HSBC Holdings Plc (HBC, HSBA.L) reported Monday a higher profit for its first half, with strong growth in all regions along with sharp decline in loan impairment and other credit risk provisions. The bank also said it plans to cut 30,000 jobs by the end of 2013 as part of a broader cost-cutting drive. The shares are currently trading higher on LSE.
Profit attributable to shareholders of the parent climbed 35 percent to $9.22 billion from $6.76 billion a year ago. Earnings per ordinary share grew to $0.50 from $0.38 last year.
First-half pre-tax profit of $11.47 billion was 3.3 percent higher than prior year's $11.10 billion.
Net assets per share increased 17 percent to $8.59 from $7.35 in the previous year.
Profit growth in commercial banking and Retail Banking and Wealth Management divisions were partly offset by lower result in Global Banking and Markets.
Revenues, i.e., net operating income before loan impairment charges and other credit risk provisions, edged up 0.4 percent to $35.69 billion from $35.55 billion a year ago. For the period, loan impairment and other credit risk provisions fell 30 percent year-over-year to $5.3 billion.
The company recorded double-digit revenue growth in Hong Kong, Rest of Asia-Pacific and Latin America, while revenue declined in the U.S. as expected, as the company continued to manage down balances in the run-off portfolios.

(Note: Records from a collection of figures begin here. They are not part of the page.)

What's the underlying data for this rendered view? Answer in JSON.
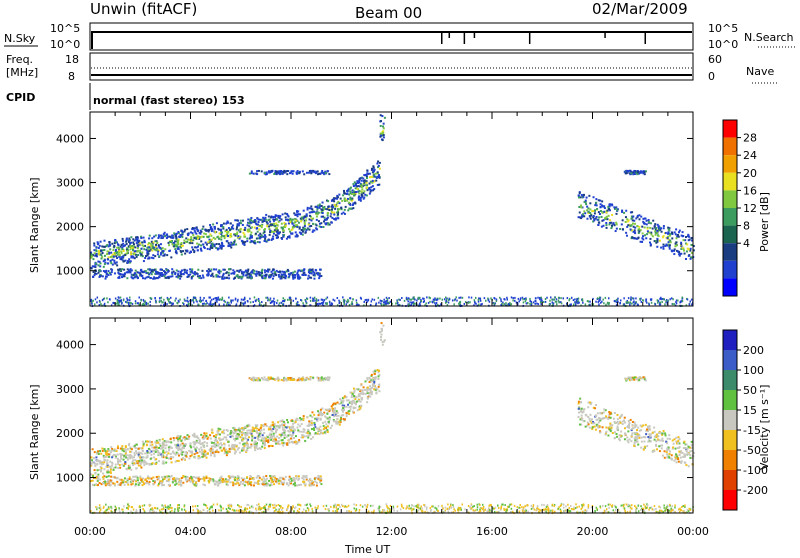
{
  "header": {
    "station": "Unwin (fitACF)",
    "beam": "Beam 00",
    "date": "02/Mar/2009"
  },
  "strip_labels": {
    "nsky": "N.Sky",
    "nsky_ticks": [
      "10^5",
      "10^0"
    ],
    "nsearch": "N.Search",
    "nsearch_ticks": [
      "10^5",
      "10^0"
    ],
    "freq_label_1": "Freq.",
    "freq_label_2": "[MHz]",
    "freq_ticks": [
      "18",
      "8"
    ],
    "nave": "Nave",
    "nave_ticks": [
      "60",
      "0"
    ],
    "cpid": "CPID",
    "cpid_text": "normal (fast stereo) 153"
  },
  "chart_data": [
    {
      "type": "heatmap",
      "name": "power",
      "xlabel": "",
      "ylabel": "Slant Range [km]",
      "y_ticks": [
        1000,
        2000,
        3000,
        4000
      ],
      "ylim": [
        200,
        4600
      ],
      "xlim_hours": [
        0,
        24
      ],
      "colorbar_label": "Power [dB]",
      "colorbar_ticks": [
        "28",
        "24",
        "20",
        "16",
        "12",
        "8",
        "4"
      ],
      "colorbar_colors": [
        "#ff0000",
        "#f07000",
        "#f0a000",
        "#e8e020",
        "#80c840",
        "#3c9c60",
        "#1a6450",
        "#1a3c80",
        "#2040d0",
        "#0000ff"
      ]
    },
    {
      "type": "heatmap",
      "name": "velocity",
      "xlabel": "Time UT",
      "ylabel": "Slant Range [km]",
      "x_ticks": [
        "00:00",
        "04:00",
        "08:00",
        "12:00",
        "16:00",
        "20:00",
        "00:00"
      ],
      "y_ticks": [
        1000,
        2000,
        3000,
        4000
      ],
      "ylim": [
        200,
        4600
      ],
      "colorbar_label": "Velocity [m s⁻¹]",
      "colorbar_ticks": [
        "200",
        "100",
        "50",
        "15",
        "-15",
        "-50",
        "-100",
        "-200"
      ],
      "colorbar_colors": [
        "#2020c0",
        "#3c5cc8",
        "#3c8c6c",
        "#60c040",
        "#c8c8c0",
        "#f0c020",
        "#f08000",
        "#e04000",
        "#ff0000"
      ]
    }
  ]
}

Half-yearly net interest income totaled $20.235 billion, 2.4 percent higher than $19.76 billion last year.
The core tier 1 ratio remained strong at 10.8 percent, higher than 9.9 percent as of June 30, 2010.
Further, the Directors declared a second interim dividend of $0.09 per ordinary share. Total dividends for the year would be $0.18 per share, up 12.5 percent from last year.
Looking ahead, the company said it remains positive on the outlook for emerging markets, while growth in the US and Europe is likely to remain sluggish as long as the impact of high debt levels and government budget cuts weigh on economic activity.
In addition, HSBC said it would cut a further 25,000 jobs between now and 2013 as part of a broader cost-cutting drive. The firm targets $2.5 billion - $3.5 billion of sustainable cost savings by 2013. Since the start of 2011, the company has begun operational restructurings in Latin America, the US, the UK, France and the Middle East which would reduce headcount by around 5,000.
HBC is currently trading at $51.33 in pre-market activity, up $2.46 or 5.03 percent.
HSBA.L is currently trading at 623.10 pence, up 28.60 pence or 4.81 percent.